How effective are these methods? Do you do persist in using rewards even though you don’t believe they work? What is the alternative?
Daniel Pink talks about intrinsic motivation in his book “Drive”. He makes a strong case that extrinsic motivation does not work. He cites a study that only 50% of the U.S. work force is engaged at work. The rest are unengaged and unmotivated. In a study in Sweden, blood donors were paid to give blood. The number of donors actually went down. Pizza coupons given out for reading in elementary school has little or a negative effect. Offering increased pay for increased engagement and productivity is not effective.
He argues that extrinsic motivation can:
- extinguish intrinsic motivation
- decrease performance
- foster short term thinking
- crush creativity
- encourage cheating
- become addictive
Intrinsic motivation increases engagement, performance, creativity, satisfaction, long term thinking and, one might argue, becomes addictive. He describes heuristic activities as enjoyable in the process of the “doing”, with no set path towards success, no one right way to the end product. It is often in these activities that “flow” can be achieved. The motivation for the task lays in the task itself, not the product and certainly not the reward.
The opposite of heuristic are algorithmic tasks, where there is one set, correct path to one correct outcome. I think some people can be fully engaged and intrinsically motivated in algorithmic tasks, depending on their personality and learning style.
People want to be intrinsically motivated as suggested by the things like the rising demand for “vocation vacations”, where tourists travel to volunteer in another country. He talks a lot about companies like Google and 3M who give their employees 20% of work time (Fedex. Days) to create projects of their own. In fact, Google employees created products such as google translate, orkut, talk and sky during their Fedex. time. His main argument is that intrinsic motivation emerges when people have autonomy over their:
1. Task- having some choice as to what they work on
2. Time- having some choice as to when they do the work
3. Technique- having some choice as to how they choose to complete the task
4. Team- having some choice as to who they work with on the task
He includes a chapter on education. He makes several recommendations for teachers and parents. They are:
1. Change from assigning “home work” to “home learning”. Tasks to be completed at home should increase intrinsic motivation by being interesting and involve real thinking, creating and problem solving.
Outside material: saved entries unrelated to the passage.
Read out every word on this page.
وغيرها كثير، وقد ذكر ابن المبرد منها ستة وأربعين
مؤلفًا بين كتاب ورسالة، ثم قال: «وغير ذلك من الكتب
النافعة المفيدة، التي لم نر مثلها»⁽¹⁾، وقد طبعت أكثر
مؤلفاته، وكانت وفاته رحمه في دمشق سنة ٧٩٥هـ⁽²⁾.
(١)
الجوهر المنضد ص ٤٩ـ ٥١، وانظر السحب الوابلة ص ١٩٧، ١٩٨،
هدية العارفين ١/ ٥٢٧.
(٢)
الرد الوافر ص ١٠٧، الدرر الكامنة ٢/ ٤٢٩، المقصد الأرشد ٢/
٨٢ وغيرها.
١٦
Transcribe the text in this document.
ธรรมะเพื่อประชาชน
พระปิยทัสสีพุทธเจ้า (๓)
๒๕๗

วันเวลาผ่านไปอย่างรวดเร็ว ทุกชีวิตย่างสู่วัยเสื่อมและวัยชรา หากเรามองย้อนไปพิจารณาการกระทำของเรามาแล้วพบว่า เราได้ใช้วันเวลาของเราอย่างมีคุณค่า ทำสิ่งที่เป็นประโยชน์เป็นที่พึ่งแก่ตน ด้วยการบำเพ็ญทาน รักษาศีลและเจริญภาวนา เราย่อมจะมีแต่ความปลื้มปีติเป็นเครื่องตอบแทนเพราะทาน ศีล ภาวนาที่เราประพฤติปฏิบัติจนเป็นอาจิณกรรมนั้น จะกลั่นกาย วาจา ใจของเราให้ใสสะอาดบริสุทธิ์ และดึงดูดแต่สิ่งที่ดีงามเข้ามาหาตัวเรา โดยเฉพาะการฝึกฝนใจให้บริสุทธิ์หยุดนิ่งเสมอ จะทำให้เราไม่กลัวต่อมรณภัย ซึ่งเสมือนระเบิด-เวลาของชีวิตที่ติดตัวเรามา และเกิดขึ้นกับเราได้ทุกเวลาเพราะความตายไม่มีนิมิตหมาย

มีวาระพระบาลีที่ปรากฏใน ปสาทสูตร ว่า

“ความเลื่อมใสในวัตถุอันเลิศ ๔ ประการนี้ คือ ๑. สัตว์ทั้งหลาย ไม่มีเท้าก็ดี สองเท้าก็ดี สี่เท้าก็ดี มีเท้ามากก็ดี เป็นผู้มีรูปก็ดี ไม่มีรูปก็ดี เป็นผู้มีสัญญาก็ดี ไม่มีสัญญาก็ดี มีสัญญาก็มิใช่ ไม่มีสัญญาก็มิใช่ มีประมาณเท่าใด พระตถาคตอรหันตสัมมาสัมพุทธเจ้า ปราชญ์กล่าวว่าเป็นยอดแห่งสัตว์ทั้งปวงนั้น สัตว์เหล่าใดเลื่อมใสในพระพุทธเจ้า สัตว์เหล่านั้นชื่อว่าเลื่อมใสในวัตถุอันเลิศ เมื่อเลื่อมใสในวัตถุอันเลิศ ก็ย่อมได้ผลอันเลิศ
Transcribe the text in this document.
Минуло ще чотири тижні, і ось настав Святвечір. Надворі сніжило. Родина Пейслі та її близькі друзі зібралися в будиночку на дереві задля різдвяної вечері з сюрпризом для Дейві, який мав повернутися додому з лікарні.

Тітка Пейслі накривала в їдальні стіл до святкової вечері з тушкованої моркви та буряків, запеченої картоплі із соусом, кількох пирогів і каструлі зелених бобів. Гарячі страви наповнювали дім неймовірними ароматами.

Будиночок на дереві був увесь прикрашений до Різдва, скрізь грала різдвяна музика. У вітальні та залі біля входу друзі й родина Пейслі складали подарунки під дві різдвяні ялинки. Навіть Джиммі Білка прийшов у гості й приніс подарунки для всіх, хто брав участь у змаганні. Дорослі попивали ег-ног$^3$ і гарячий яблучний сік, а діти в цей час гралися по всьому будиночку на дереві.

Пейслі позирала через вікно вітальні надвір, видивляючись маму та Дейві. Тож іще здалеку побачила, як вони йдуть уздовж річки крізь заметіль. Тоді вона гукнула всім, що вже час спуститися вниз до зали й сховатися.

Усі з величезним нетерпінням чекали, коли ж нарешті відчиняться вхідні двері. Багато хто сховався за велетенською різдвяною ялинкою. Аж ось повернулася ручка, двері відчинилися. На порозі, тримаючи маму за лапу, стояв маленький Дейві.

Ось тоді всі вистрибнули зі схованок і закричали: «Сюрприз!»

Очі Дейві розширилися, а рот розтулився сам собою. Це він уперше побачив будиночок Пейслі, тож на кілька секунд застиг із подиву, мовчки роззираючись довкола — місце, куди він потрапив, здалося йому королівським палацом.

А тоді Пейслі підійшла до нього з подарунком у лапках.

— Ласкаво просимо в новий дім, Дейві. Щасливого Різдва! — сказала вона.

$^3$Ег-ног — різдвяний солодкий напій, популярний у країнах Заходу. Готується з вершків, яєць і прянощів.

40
2. Consider having Fed. Ex. time in your classroom for the students to create and learn about something of their own choosing. They will still need to be held accountable for their time and a framework will need to be provided for them to succeed in this new way of learning.
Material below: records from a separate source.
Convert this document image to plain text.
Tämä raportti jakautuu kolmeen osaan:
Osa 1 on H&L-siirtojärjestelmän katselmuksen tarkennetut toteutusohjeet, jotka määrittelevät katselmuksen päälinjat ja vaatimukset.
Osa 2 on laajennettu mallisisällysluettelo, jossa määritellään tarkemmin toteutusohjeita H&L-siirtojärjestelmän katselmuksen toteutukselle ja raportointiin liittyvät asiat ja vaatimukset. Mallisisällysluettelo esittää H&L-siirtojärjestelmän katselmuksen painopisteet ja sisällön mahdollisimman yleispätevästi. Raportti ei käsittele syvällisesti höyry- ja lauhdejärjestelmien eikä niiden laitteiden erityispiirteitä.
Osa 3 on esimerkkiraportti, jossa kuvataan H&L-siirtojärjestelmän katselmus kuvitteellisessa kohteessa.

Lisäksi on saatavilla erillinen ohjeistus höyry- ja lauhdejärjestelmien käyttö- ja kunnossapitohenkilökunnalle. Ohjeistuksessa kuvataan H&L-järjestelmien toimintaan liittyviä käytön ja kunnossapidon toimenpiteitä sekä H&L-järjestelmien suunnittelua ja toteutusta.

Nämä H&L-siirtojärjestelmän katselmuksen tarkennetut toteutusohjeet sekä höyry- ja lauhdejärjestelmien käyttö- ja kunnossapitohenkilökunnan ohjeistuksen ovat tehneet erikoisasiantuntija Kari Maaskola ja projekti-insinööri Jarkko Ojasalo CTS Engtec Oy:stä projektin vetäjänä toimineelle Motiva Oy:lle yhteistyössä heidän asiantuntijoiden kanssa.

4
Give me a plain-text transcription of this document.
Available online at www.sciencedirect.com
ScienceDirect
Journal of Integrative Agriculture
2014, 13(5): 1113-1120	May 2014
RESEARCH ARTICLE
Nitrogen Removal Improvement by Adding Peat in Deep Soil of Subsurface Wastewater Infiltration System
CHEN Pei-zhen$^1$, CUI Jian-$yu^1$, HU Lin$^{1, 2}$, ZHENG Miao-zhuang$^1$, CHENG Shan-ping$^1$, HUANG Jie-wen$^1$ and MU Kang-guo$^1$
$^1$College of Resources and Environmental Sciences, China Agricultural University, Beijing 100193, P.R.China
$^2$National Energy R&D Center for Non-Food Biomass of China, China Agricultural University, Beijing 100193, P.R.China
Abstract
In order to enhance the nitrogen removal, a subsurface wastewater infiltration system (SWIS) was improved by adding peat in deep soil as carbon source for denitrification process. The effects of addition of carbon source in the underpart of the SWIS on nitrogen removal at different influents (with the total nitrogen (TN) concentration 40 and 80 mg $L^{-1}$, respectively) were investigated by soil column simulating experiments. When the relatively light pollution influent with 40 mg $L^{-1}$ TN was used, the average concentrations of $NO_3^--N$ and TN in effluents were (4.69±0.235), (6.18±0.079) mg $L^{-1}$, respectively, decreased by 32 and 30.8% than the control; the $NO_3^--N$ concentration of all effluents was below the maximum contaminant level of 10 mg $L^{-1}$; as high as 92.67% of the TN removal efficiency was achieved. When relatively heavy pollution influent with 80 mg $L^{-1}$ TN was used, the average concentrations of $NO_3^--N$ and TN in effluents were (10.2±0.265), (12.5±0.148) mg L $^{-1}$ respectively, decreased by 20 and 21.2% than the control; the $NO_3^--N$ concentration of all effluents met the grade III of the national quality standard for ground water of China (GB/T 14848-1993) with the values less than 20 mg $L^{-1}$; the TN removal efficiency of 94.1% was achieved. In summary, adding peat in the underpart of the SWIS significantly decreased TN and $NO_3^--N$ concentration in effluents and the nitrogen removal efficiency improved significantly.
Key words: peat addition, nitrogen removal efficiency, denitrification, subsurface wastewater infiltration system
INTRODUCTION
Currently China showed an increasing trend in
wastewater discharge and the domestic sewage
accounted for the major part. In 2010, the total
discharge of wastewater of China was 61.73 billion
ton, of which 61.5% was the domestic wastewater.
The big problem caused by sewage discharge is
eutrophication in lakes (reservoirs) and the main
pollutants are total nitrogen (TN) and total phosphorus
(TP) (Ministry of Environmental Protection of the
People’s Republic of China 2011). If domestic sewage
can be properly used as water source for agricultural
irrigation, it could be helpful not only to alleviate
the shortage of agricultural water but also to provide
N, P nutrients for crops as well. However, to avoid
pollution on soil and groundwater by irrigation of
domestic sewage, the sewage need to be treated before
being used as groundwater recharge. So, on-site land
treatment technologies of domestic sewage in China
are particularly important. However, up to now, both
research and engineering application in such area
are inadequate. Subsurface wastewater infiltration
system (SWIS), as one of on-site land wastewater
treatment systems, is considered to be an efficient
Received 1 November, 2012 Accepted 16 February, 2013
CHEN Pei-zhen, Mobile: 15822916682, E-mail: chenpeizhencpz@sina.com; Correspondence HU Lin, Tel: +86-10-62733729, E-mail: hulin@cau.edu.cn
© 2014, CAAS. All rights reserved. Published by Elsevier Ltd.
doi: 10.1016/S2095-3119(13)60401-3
3. Teachers need to become facilitators of learning and assessment for learning. Students should be given the responsibility for assessing their own work. Consider “Do It Yourself” (DIY) Report Cards.
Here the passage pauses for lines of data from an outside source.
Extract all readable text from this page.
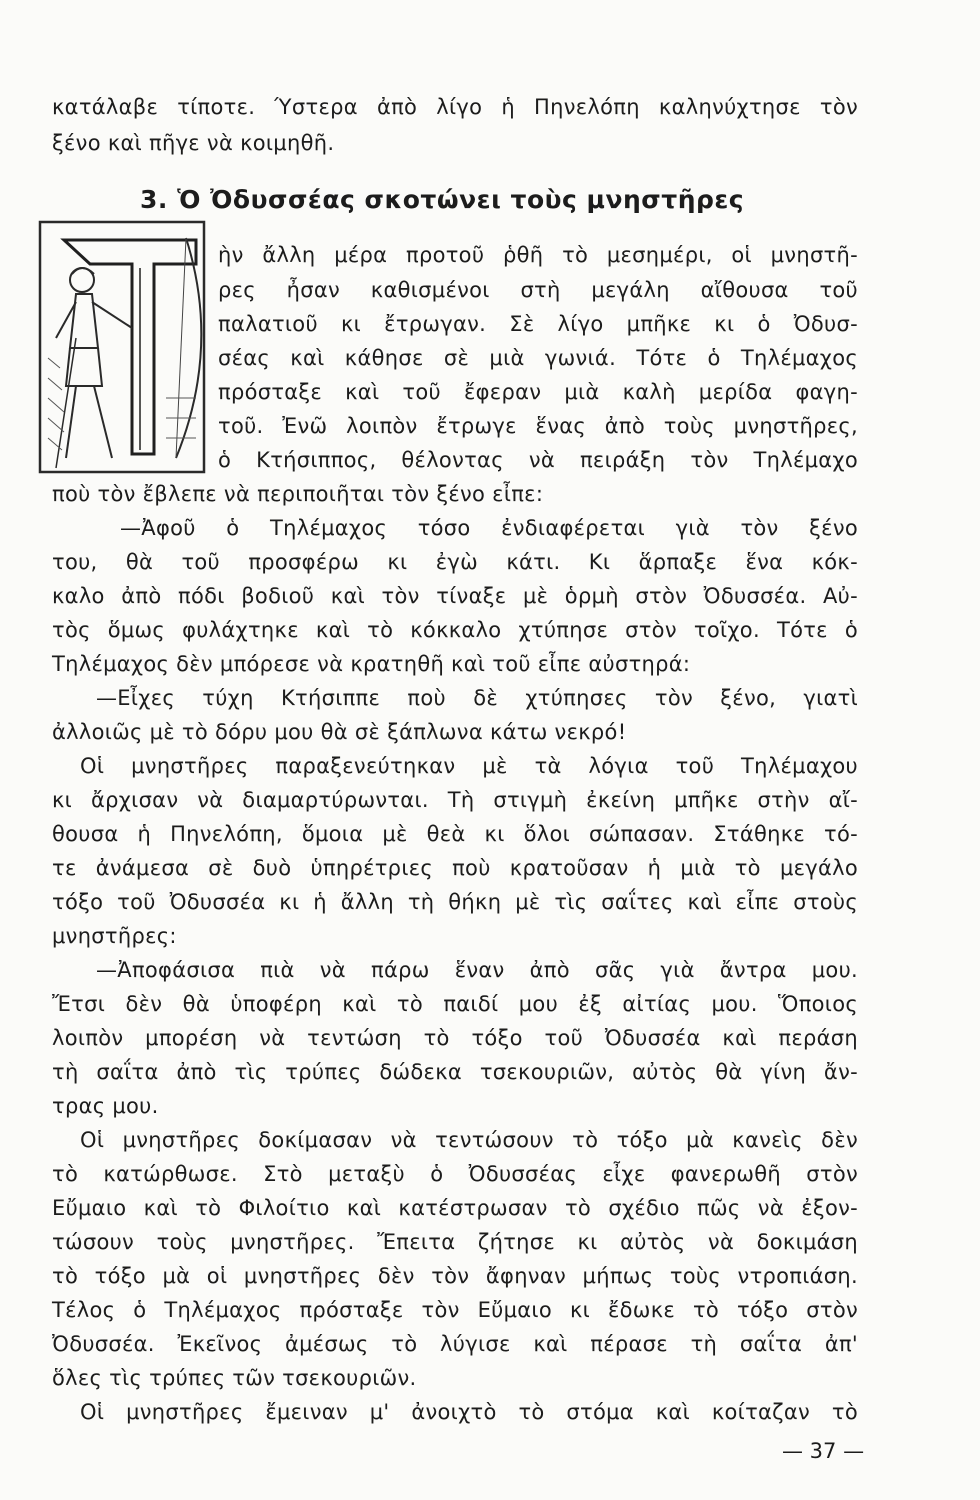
κατάλαβε τίποτε. Ύστερα ἀπὸ λίγο ἡ Πηνελόπη καληνύχτησε τὸν
ξένο καὶ πῆγε νὰ κοιμηθῆ.
3. Ὁ Ὀδυσσέας σκοτώνει τοὺς μνηστῆρες
ὴν ἄλλη μέρα προτοῦ ῥθῆ τὸ μεσημέρι, οἱ μνηστῆ-
ρες ἦσαν καθισμένοι στὴ μεγάλη αἴθουσα τοῦ
παλατιοῦ κι ἔτρωγαν. Σὲ λίγο μπῆκε κι ὁ Ὀδυσ-
σέας καὶ κάθησε σὲ μιὰ γωνιά. Τότε ὁ Τηλέμαχος
πρόσταξε καὶ τοῦ ἔφεραν μιὰ καλὴ μερίδα φαγη-
τοῦ. Ἐνῶ λοιπὸν ἔτρωγε ἕνας ἀπὸ τοὺς μνηστῆρες,
ὁ Κτήσιππος, θέλοντας νὰ πειράξη τὸν Τηλέμαχο
ποὺ τὸν ἔβλεπε νὰ περιποιῆται τὸν ξένο εἶπε:
—Ἀφοῦ ὁ Τηλέμαχος τόσο ἐνδιαφέρεται γιὰ τὸν ξένο
του, θὰ τοῦ προσφέρω κι ἐγὼ κάτι. Κι ἅρπαξε ἕνα κόκ-
καλο ἀπὸ πόδι βοδιοῦ καὶ τὸν τίναξε μὲ ὁρμὴ στὸν Ὀδυσσέα. Αὐ-
τὸς ὅμως φυλάχτηκε καὶ τὸ κόκκαλο χτύπησε στὸν τοῖχο. Τότε ὁ
Τηλέμαχος δὲν μπόρεσε νὰ κρατηθῆ καὶ τοῦ εἶπε αὐστηρά:
—Εἶχες τύχη Κτήσιππε ποὺ δὲ χτύπησες τὸν ξένο, γιατὶ
ἀλλοιῶς μὲ τὸ δόρυ μου θὰ σὲ ξάπλωνα κάτω νεκρό!
Οἱ μνηστῆρες παραξενεύτηκαν μὲ τὰ λόγια τοῦ Τηλέμαχου
κι ἄρχισαν νὰ διαμαρτύρωνται. Τὴ στιγμὴ ἐκείνη μπῆκε στὴν αἴ-
θουσα ἡ Πηνελόπη, ὅμοια μὲ θεὰ κι ὅλοι σώπασαν. Στάθηκε τό-
τε ἀνάμεσα σὲ δυὸ ὑπηρέτριες ποὺ κρατοῦσαν ἡ μιὰ τὸ μεγάλο
τόξο τοῦ Ὀδυσσέα κι ἡ ἄλλη τὴ θήκη μὲ τὶς σαΐτες καὶ εἶπε στοὺς
μνηστῆρες:
—Ἀποφάσισα πιὰ νὰ πάρω ἕναν ἀπὸ σᾶς γιὰ ἄντρα μου.
Ἔτσι δὲν θὰ ὑποφέρη καὶ τὸ παιδί μου ἐξ αἰτίας μου. Ὅποιος
λοιπὸν μπορέση νὰ τεντώση τὸ τόξο τοῦ Ὀδυσσέα καὶ περάση
τὴ σαΐτα ἀπὸ τὶς τρύπες δώδεκα τσεκουριῶν, αὐτὸς θὰ γίνη ἄν-
τρας μου.
Οἱ μνηστῆρες δοκίμασαν νὰ τεντώσουν τὸ τόξο μὰ κανεὶς δὲν
τὸ κατώρθωσε. Στὸ μεταξὺ ὁ Ὀδυσσέας εἶχε φανερωθῆ στὸν
Εὔμαιο καὶ τὸ Φιλοίτιο καὶ κατέστρωσαν τὸ σχέδιο πῶς νὰ ἐξον-
τώσουν τοὺς μνηστῆρες. Ἔπειτα ζήτησε κι αὐτὸς νὰ δοκιμάση
τὸ τόξο μὰ οἱ μνηστῆρες δὲν τὸν ἄφηναν μήπως τοὺς ντροπιάση.
Τέλος ὁ Τηλέμαχος πρόσταξε τὸν Εὔμαιο κι ἔδωκε τὸ τόξο στὸν
Ὀδυσσέα. Ἐκεῖνος ἀμέσως τὸ λύγισε καὶ πέρασε τὴ σαΐτα ἀπ'
ὅλες τὶς τρύπες τῶν τσεκουριῶν.
Οἱ μνηστῆρες ἔμειναν μ' ἀνοιχτὸ τὸ στόμα καὶ κοίταζαν τὸ
— 37 —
4. Do not give out rewards for tasks. One might argue that marks in school are irrelevant. (Joe Bower)
5. Praise effort and hard work, not intelligence.
6. Make sure the curriculum is relevant to them in some way, often this is accomplished through giving some choices as to what to learn, how to learn it and how to communicate that learning (Kohn).
7. Make kids teachers. Let them make decisions, develop rubrics, teach one another, collaborate, assess.
I would recommend this book for anyone in business or education. What does this mean for your classroom and school?